Et des deux côtés, un même satisfecit sur des entretiens à la tonalité «positive», pour M. Biden, «constructive» et sans «aucune animosité» pour M. Poutine. On est loin des piques des derniers mois, lorsque le nouveau président américain avait estimé, en réponse à un journaliste, que Vladimir Poutine était «un tueur».

«Cela aurait pu beaucoup moins bien se passer»

Avant et après le tête-à-tête en Suisse, Joe Biden a refusé de réitérer cette attaque frontale, préférant le qualifier de dirigeant «intelligent» mais «dur». Et l'intéressé a aussi voulu tourner la page mercredi, jugeant «satisfaisantes» les «explications» de son homologue américain.

Yuval Weber, chercheur au cercle de réflexion Wilson Center, estime que «cela aurait pu beaucoup moins bien se passer». «Ils auraient pu échanger des noms d'oiseaux, se faire la leçon, avoir un dialogue de sourds».

Selon lui, le président américain, en disant que son interlocuteur est «un adversaire qui doit être reconnu à sa juste valeur et que la Russie est une grande puissance», voulait «dire des choses dont M. Poutine peut ensuite se saisir pour redorer le statut de la Russie».

«Occasion manquée»

Les résultats concrets sont cependant quasiment inexistants. Joe Biden a, certes, évoqué «une perspective sincère d'améliorer de manière significative les relations», mais il a aussi assuré à plusieurs reprises qu'il n'avait nullement décidé de faire «confiance» à Vladimir Poutine et que seul l'avenir dirait si cette amélioration se concrétiserait.

L'expérience l'incite à la prudence. En 2001, le président américain de l'époque, George W. Bush, avait salué en Vladimir Poutine «un dirigeant remarquable», avant une nette dégradation. Et même Barack Obama, dont Joe Biden était le vice-président, avait tenté en vain un «reset» ou «redémarrage», des relations américano-russes. L'actuel président se veut donc pragmatique et place la barre relativement bas.

M. «Biden est quelqu'un qui veut des relations constructives. Il ne considère pas M. Poutine comme un ami pour autant», explique Ian Bremmer. «Il s'attend à ce que la Russie agisse dans ses propres intérêts et, comme les deux pays ont certains intérêts convergents, ils peuvent travailler ensemble» sur ces sujets.
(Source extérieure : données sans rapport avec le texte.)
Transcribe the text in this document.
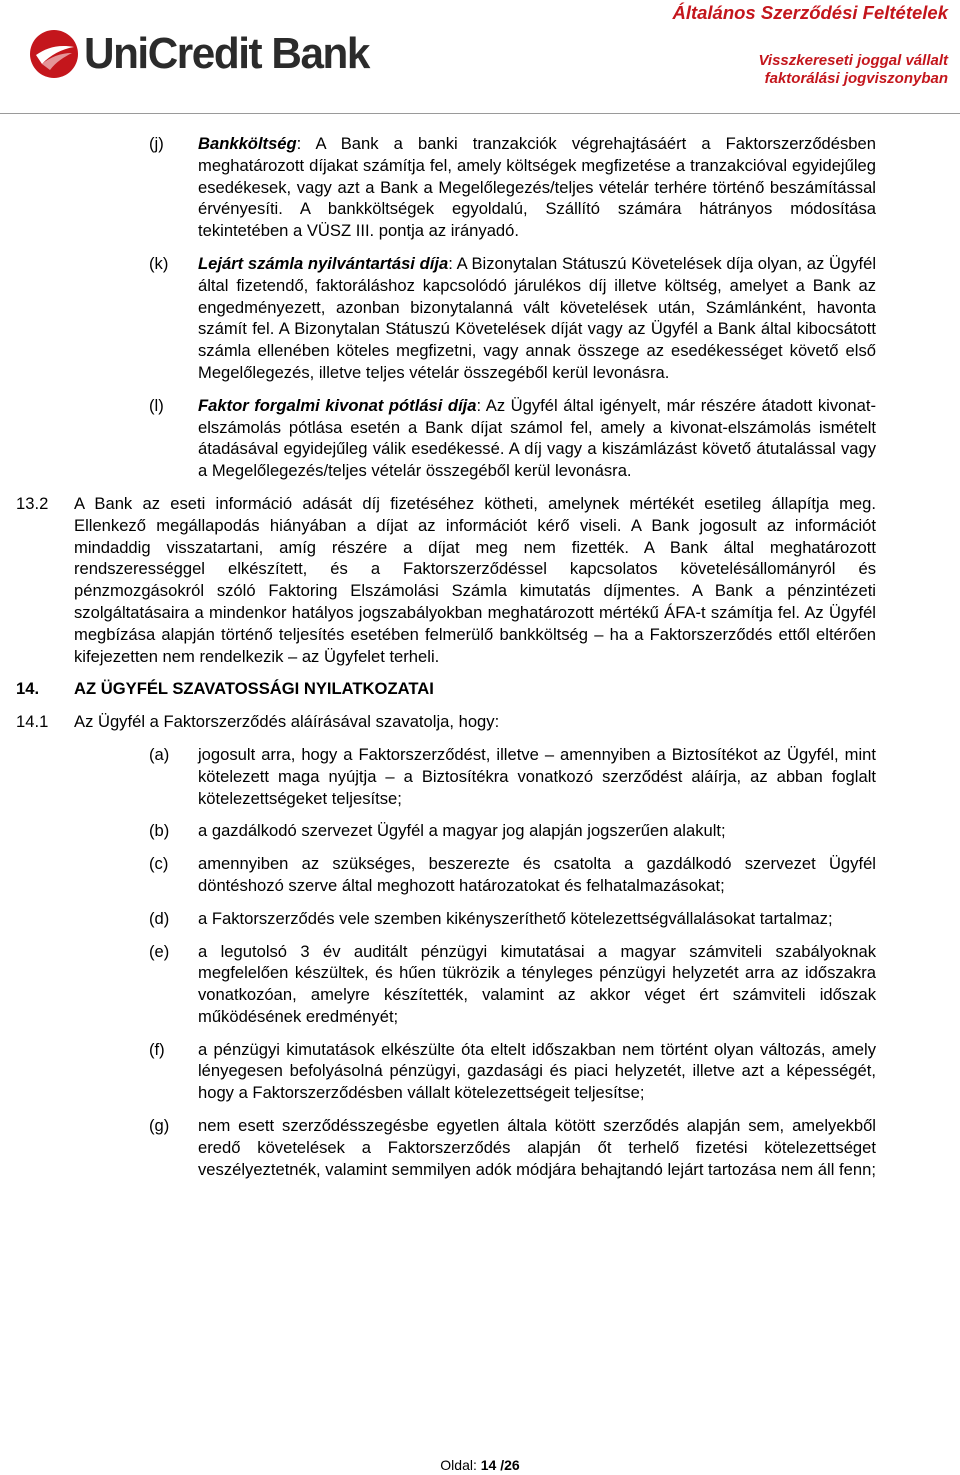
UniCredit Bank
Általános Szerződési Feltételek
Visszkereseti joggal vállalt
faktorálási jogviszonyban
(j) Bankköltség: A Bank a banki tranzakciók végrehajtásáért a Faktorszerződésben meghatározott díjakat számítja fel, amely költségek megfizetése a tranzakcióval egyidejűleg esedékesek, vagy azt a Bank a Megelőlegezés/teljes vételár terhére történő beszámítással érvényesíti. A bankköltségek egyoldalú, Szállító számára hátrányos módosítása tekintetében a VÜSZ III. pontja az irányadó.

(k) Lejárt számla nyilvántartási díja: A Bizonytalan Státuszú Követelések díja olyan, az Ügyfél által fizetendő, faktoráláshoz kapcsolódó járulékos díj illetve költség, amelyet a Bank az engedményezett, azonban bizonytalanná vált követelések után, Számlánként, havonta számít fel. A Bizonytalan Státuszú Követelések díját vagy az Ügyfél a Bank által kibocsátott számla ellenében köteles megfizetni, vagy annak összege az esedékességet követő első Megelőlegezés, illetve teljes vételár összegéből kerül levonásra.

(l) Faktor forgalmi kivonat pótlási díja: Az Ügyfél által igényelt, már részére átadott kivonat-elszámolás pótlása esetén a Bank díjat számol fel, amely a kivonat-elszámolás ismételt átadásával egyidejűleg válik esedékessé. A díj vagy a kiszámlázást követő átutalással vagy a Megelőlegezés/teljes vételár összegéből kerül levonásra.

13.2 A Bank az eseti információ adását díj fizetéséhez kötheti, amelynek mértékét esetileg állapítja meg. Ellenkező megállapodás hiányában a díjat az információt kérő viseli. A Bank jogosult az információt mindaddig visszatartani, amíg részére a díjat meg nem fizették. A Bank által meghatározott rendszerességgel elkészített, és a Faktorszerződéssel kapcsolatos követelésállományról és pénzmozgásokról szóló Faktoring Elszámolási Számla kimutatás díjmentes. A Bank a pénzintézeti szolgáltatásaira a mindenkor hatályos jogszabályokban meghatározott mértékű ÁFA-t számítja fel. Az Ügyfél megbízása alapján történő teljesítés esetében felmerülő bankköltség – ha a Faktorszerződés ettől eltérően kifejezetten nem rendelkezik – az Ügyfelet terheli.

14. AZ ÜGYFÉL SZAVATOSSÁGI NYILATKOZATAI

14.1 Az Ügyfél a Faktorszerződés aláírásával szavatolja, hogy:

(a) jogosult arra, hogy a Faktorszerződést, illetve – amennyiben a Biztosítékot az Ügyfél, mint kötelezett maga nyújtja – a Biztosítékra vonatkozó szerződést aláírja, az abban foglalt kötelezettségeket teljesítse;

(b) a gazdálkodó szervezet Ügyfél a magyar jog alapján jogszerűen alakult;

(c) amennyiben az szükséges, beszerezte és csatolta a gazdálkodó szervezet Ügyfél döntéshozó szerve által meghozott határozatokat és felhatalmazásokat;

(d) a Faktorszerződés vele szemben kikényszeríthető kötelezettségvállalásokat tartalmaz;

(e) a legutolsó 3 év auditált pénzügyi kimutatásai a magyar számviteli szabályoknak megfelelően készültek, és hűen tükrözik a tényleges pénzügyi helyzetét arra az időszakra vonatkozóan, amelyre készítették, valamint az akkor véget ért számviteli időszak működésének eredményét;

(f) a pénzügyi kimutatások elkészülte óta eltelt időszakban nem történt olyan változás, amely lényegesen befolyásolná pénzügyi, gazdasági és piaci helyzetét, illetve azt a képességét, hogy a Faktorszerződésben vállalt kötelezettségeit teljesítse;

(g) nem esett szerződésszegésbe egyetlen általa kötött szerződés alapján sem, amelyekből eredő követelések a Faktorszerződés alapján őt terhelő fizetési kötelezettséget veszélyeztetnék, valamint semmilyen adók módjára behajtandó lejárt tartozása nem áll fenn;

Oldal: 14 /26
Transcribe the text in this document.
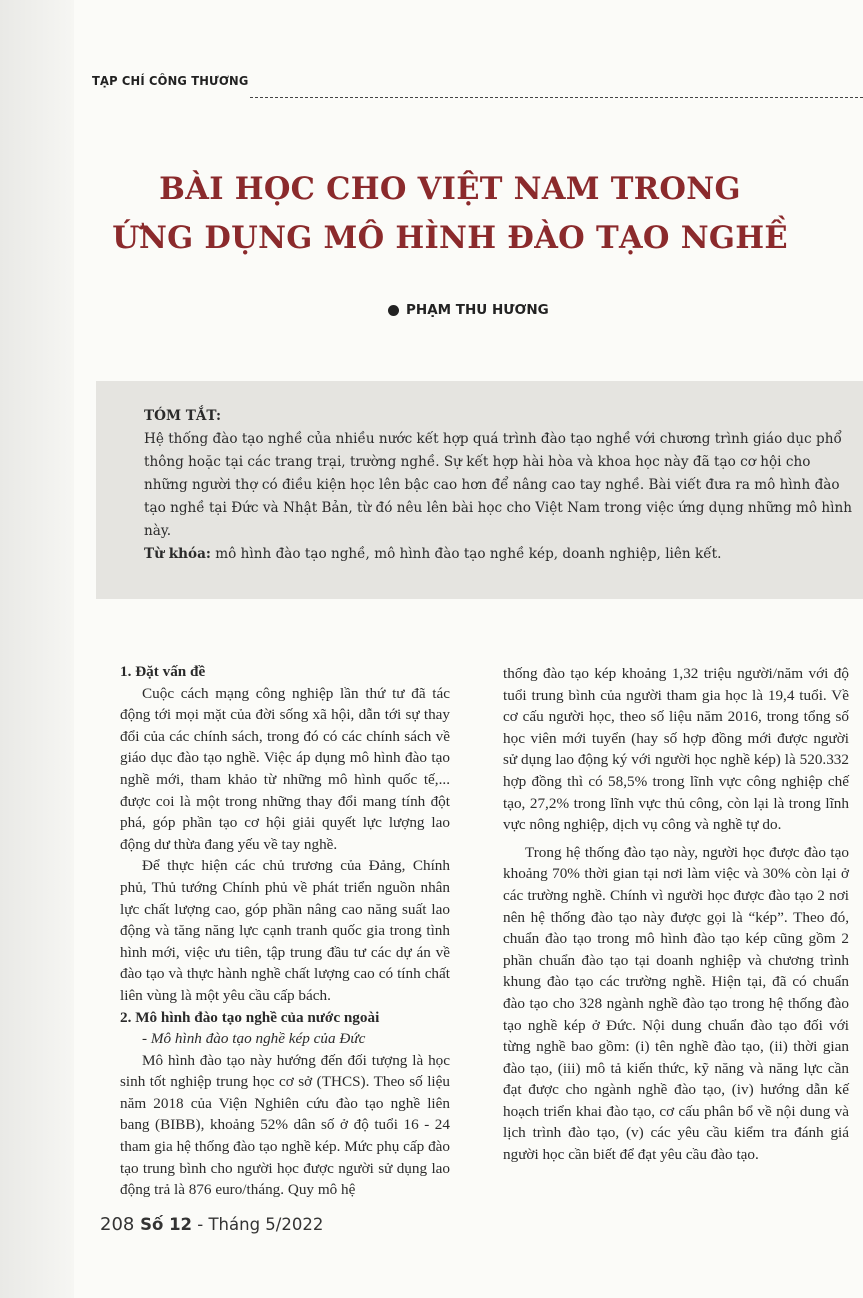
TẠP CHÍ CÔNG THƯƠNG
BÀI HỌC CHO VIỆT NAM TRONG
ỨNG DỤNG MÔ HÌNH ĐÀO TẠO NGHỀ
PHẠM THU HƯƠNG
TÓM TẮT:
Hệ thống đào tạo nghề của nhiều nước kết hợp quá trình đào tạo nghề với chương trình giáo dục phổ thông hoặc tại các trang trại, trường nghề. Sự kết hợp hài hòa và khoa học này đã tạo cơ hội cho những người thợ có điều kiện học lên bậc cao hơn để nâng cao tay nghề. Bài viết đưa ra mô hình đào tạo nghề tại Đức và Nhật Bản, từ đó nêu lên bài học cho Việt Nam trong việc ứng dụng những mô hình này.
Từ khóa: mô hình đào tạo nghề, mô hình đào tạo nghề kép, doanh nghiệp, liên kết.

1. Đặt vấn đề

Cuộc cách mạng công nghiệp lần thứ tư đã tác động tới mọi mặt của đời sống xã hội, dẫn tới sự thay đổi của các chính sách, trong đó có các chính sách về giáo dục đào tạo nghề. Việc áp dụng mô hình đào tạo nghề mới, tham khảo từ những mô hình quốc tế,... được coi là một trong những thay đổi mang tính đột phá, góp phần tạo cơ hội giải quyết lực lượng lao động dư thừa đang yếu về tay nghề.

Để thực hiện các chủ trương của Đảng, Chính phủ, Thủ tướng Chính phủ về phát triển nguồn nhân lực chất lượng cao, góp phần nâng cao năng suất lao động và tăng năng lực cạnh tranh quốc gia trong tình hình mới, việc ưu tiên, tập trung đầu tư các dự án về đào tạo và thực hành nghề chất lượng cao có tính chất liên vùng là một yêu cầu cấp bách.

2. Mô hình đào tạo nghề của nước ngoài

- Mô hình đào tạo nghề kép của Đức

Mô hình đào tạo này hướng đến đối tượng là học sinh tốt nghiệp trung học cơ sở (THCS). Theo số liệu năm 2018 của Viện Nghiên cứu đào tạo nghề liên bang (BIBB), khoảng 52% dân số ở độ tuổi 16 - 24 tham gia hệ thống đào tạo nghề kép. Mức phụ cấp đào tạo trung bình cho người học được người sử dụng lao động trả là 876 euro/tháng. Quy mô hệ

thống đào tạo kép khoảng 1,32 triệu người/năm với độ tuổi trung bình của người tham gia học là 19,4 tuổi. Về cơ cấu người học, theo số liệu năm 2016, trong tổng số học viên mới tuyển (hay số hợp đồng mới được người sử dụng lao động ký với người học nghề kép) là 520.332 hợp đồng thì có 58,5% trong lĩnh vực công nghiệp chế tạo, 27,2% trong lĩnh vực thủ công, còn lại là trong lĩnh vực nông nghiệp, dịch vụ công và nghề tự do.

Trong hệ thống đào tạo này, người học được đào tạo khoảng 70% thời gian tại nơi làm việc và 30% còn lại ở các trường nghề. Chính vì người học được đào tạo 2 nơi nên hệ thống đào tạo này được gọi là “kép”. Theo đó, chuẩn đào tạo trong mô hình đào tạo kép cũng gồm 2 phần chuẩn đào tạo tại doanh nghiệp và chương trình khung đào tạo các trường nghề. Hiện tại, đã có chuẩn đào tạo cho 328 ngành nghề đào tạo trong hệ thống đào tạo nghề kép ở Đức. Nội dung chuẩn đào tạo đối với từng nghề bao gồm: (i) tên nghề đào tạo, (ii) thời gian đào tạo, (iii) mô tả kiến thức, kỹ năng và năng lực cần đạt được cho ngành nghề đào tạo, (iv) hướng dẫn kế hoạch triển khai đào tạo, cơ cấu phân bổ về nội dung và lịch trình đào tạo, (v) các yêu cầu kiểm tra đánh giá người học cần biết để đạt yêu cầu đào tạo.

208 Số 12 - Tháng 5/2022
Mais pour constater un vrai réchauffement, poursuit cet expert, «je veux voir une diminution drastique, dans les trois prochains mois, des attaques aux rançongiciels venues de Russie et rien de l'échelle de celle qui a visé Colonial Pipeline», le groupe d'oléoducs paralysé en mai, provoquant des pénuries d'essence dans plusieurs grandes villes des Etats-Unis.

Le scepticisme est plus fort encore dans les rangs de l'opposition américaine, le sénateur républicain Jim Risch évoquant une «occasion manquée de rechercher une nouvelle approche qui s'attaque vraiment au comportement néfaste de la Russie».